Additionally, during a fever a person can experience fluid and electrolyte loss, through sweat. This can also contribute to the development of mild dehydration.
The combination of food and water deprivation, with moderate sweating can sometimes lead to mild dehydration.
It is important to monitor for signs and symptoms of dehydration during a fever.
Treating Dehydration due to Fever
Treatment of dehydration due to a fever is as follows:
Hydralyte electrolyte effervescent tablets, powders or ready-to-use solutions:
|Children (up to 13 years):||Up to 4 x 400 mL doses daily, for up to 2 days, or as directed by a healthcare professional.|
|13 years-Adult:||Up to 7 x 400 mL doses daily, for up to 2 days, or as directed by a healthcare professional.|
Hydralyte electrolyte ice-blocks:
|Children (up to 13 years):||1 x 200 mL dose daily or as directed by a healthcare professional.|
|13 years-Adult:||Up to 2 x 200 mL doses for up to 3 days or as directed by a healthcare professional.|
For dehydration due to fever, consult a healthcare professional for use beyond 24 hours.

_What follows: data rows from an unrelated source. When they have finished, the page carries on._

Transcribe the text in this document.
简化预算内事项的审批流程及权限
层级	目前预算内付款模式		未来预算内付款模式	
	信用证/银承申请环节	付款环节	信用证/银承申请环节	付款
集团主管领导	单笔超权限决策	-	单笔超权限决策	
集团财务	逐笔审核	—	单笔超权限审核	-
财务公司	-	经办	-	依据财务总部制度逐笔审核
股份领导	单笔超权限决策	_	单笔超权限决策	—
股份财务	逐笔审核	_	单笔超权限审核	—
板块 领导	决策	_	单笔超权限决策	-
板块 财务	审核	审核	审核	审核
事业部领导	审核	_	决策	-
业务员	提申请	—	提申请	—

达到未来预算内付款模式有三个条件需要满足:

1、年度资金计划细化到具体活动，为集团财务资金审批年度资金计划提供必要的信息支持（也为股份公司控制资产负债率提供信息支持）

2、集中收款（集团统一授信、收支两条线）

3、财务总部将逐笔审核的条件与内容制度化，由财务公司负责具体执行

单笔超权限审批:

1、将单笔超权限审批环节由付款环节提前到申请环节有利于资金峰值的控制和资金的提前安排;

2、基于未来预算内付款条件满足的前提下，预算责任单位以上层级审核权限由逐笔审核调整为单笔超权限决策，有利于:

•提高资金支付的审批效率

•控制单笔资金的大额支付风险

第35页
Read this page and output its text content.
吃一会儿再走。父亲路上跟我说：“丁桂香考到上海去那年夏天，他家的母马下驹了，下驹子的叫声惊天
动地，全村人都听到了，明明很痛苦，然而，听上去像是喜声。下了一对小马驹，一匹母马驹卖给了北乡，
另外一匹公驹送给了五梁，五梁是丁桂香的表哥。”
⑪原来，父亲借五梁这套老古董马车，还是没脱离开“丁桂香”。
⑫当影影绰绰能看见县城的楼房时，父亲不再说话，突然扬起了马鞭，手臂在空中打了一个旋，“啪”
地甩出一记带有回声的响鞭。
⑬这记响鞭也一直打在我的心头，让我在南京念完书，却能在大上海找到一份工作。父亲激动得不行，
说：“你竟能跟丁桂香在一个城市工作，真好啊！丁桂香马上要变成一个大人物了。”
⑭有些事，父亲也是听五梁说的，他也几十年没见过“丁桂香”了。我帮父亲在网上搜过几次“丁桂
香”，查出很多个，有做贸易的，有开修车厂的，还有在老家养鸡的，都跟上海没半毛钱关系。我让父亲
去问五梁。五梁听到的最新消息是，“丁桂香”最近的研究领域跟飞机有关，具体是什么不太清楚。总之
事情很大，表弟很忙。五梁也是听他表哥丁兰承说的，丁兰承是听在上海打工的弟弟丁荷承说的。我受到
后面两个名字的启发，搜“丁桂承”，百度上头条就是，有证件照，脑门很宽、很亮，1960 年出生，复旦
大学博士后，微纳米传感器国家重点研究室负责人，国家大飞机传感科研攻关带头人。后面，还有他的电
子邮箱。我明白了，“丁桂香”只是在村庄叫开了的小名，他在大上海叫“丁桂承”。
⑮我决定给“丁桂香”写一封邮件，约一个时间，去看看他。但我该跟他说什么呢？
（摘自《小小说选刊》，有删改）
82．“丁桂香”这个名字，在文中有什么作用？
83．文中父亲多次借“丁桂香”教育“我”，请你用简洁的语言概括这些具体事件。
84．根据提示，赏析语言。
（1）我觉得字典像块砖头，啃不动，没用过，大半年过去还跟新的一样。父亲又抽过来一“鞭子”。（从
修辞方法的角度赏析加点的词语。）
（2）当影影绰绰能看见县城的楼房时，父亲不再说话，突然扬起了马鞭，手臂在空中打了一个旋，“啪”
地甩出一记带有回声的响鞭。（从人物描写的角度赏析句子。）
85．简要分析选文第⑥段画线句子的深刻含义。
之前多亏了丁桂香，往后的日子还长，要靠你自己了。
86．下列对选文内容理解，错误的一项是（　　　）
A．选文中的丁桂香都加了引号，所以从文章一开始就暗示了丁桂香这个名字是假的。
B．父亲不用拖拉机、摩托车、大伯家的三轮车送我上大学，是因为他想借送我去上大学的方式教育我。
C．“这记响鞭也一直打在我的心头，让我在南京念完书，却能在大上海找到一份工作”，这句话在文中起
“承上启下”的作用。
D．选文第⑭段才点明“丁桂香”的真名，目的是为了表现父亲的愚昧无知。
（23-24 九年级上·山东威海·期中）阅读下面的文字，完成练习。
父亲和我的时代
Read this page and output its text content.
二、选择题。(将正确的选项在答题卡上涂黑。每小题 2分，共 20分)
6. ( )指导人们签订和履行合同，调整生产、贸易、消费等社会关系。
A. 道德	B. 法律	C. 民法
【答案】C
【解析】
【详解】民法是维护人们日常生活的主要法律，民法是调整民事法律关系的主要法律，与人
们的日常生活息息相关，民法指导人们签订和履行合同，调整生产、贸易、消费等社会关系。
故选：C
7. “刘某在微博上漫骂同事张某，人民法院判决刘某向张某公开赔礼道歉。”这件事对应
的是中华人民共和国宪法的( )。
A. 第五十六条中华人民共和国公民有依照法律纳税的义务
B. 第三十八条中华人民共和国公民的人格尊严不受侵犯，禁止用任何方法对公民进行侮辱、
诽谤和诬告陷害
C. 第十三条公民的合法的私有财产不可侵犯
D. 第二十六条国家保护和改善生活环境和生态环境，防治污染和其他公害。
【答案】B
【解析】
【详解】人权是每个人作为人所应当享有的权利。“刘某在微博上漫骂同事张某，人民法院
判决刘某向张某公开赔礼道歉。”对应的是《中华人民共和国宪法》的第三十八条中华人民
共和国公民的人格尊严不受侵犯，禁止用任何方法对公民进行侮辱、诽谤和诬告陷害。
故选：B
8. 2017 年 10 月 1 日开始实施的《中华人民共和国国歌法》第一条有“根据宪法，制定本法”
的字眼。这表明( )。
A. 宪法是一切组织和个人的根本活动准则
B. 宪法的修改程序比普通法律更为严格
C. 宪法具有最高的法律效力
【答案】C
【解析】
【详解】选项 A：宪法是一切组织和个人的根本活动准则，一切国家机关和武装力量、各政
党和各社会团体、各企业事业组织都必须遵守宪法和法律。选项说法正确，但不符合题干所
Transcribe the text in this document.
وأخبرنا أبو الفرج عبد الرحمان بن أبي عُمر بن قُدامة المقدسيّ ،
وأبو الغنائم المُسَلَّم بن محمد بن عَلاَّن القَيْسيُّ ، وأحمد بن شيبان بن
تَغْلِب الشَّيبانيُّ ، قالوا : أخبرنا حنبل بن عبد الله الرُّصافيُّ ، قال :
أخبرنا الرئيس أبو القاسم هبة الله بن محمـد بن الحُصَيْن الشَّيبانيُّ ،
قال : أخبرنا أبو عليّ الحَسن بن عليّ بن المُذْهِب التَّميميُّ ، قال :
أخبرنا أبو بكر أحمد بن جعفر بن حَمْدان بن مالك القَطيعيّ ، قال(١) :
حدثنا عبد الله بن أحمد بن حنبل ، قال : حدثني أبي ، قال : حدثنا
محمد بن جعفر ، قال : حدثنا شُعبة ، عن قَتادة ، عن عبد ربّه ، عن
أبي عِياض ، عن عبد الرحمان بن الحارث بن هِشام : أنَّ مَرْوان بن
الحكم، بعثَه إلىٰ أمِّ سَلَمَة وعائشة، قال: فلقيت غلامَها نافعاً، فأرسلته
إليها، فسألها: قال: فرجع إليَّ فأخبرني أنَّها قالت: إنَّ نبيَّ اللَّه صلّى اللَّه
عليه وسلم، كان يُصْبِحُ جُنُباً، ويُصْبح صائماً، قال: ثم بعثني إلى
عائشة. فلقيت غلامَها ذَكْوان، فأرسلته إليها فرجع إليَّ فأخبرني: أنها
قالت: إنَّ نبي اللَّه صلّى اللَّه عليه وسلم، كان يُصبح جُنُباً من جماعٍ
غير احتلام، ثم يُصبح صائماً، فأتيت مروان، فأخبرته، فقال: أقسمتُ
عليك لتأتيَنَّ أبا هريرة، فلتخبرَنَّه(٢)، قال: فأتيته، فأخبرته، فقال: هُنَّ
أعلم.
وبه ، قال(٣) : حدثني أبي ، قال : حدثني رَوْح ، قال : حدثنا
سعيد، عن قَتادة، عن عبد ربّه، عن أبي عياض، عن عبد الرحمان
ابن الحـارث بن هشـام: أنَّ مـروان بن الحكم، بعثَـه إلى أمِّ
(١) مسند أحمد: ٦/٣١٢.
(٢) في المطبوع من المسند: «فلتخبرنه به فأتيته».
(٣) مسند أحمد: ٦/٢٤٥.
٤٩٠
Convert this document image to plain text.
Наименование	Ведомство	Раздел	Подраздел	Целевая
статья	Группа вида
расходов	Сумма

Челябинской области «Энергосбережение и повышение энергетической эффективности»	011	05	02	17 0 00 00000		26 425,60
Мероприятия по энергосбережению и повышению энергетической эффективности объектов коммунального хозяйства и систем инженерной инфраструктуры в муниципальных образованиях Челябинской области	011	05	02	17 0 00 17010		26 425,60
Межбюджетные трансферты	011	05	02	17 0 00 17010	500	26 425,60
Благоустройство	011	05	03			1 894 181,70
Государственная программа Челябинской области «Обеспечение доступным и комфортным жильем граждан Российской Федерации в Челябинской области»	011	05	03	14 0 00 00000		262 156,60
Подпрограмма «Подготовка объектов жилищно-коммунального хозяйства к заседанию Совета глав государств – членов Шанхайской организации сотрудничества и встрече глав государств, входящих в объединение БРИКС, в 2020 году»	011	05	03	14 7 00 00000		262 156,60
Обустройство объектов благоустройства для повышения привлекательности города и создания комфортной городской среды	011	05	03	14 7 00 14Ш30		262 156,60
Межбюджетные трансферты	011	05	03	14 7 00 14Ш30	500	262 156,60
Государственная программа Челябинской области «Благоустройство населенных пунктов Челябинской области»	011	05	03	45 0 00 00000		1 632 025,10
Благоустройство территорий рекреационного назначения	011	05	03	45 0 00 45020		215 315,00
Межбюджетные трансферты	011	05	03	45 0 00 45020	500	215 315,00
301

Please seek medical advice if*:
- Fever persists for more than 3 days
- Temperature rises above 40 degrees
- Temperature without sweating
- Unusual symptoms (such as hallucinations, neck stiffness, skin rash etc.)
- Suffering from confusion and drowsiness
- Condition is getting progressively worse with time
*This is not an exhaustive list. Please seek medical advice for further information.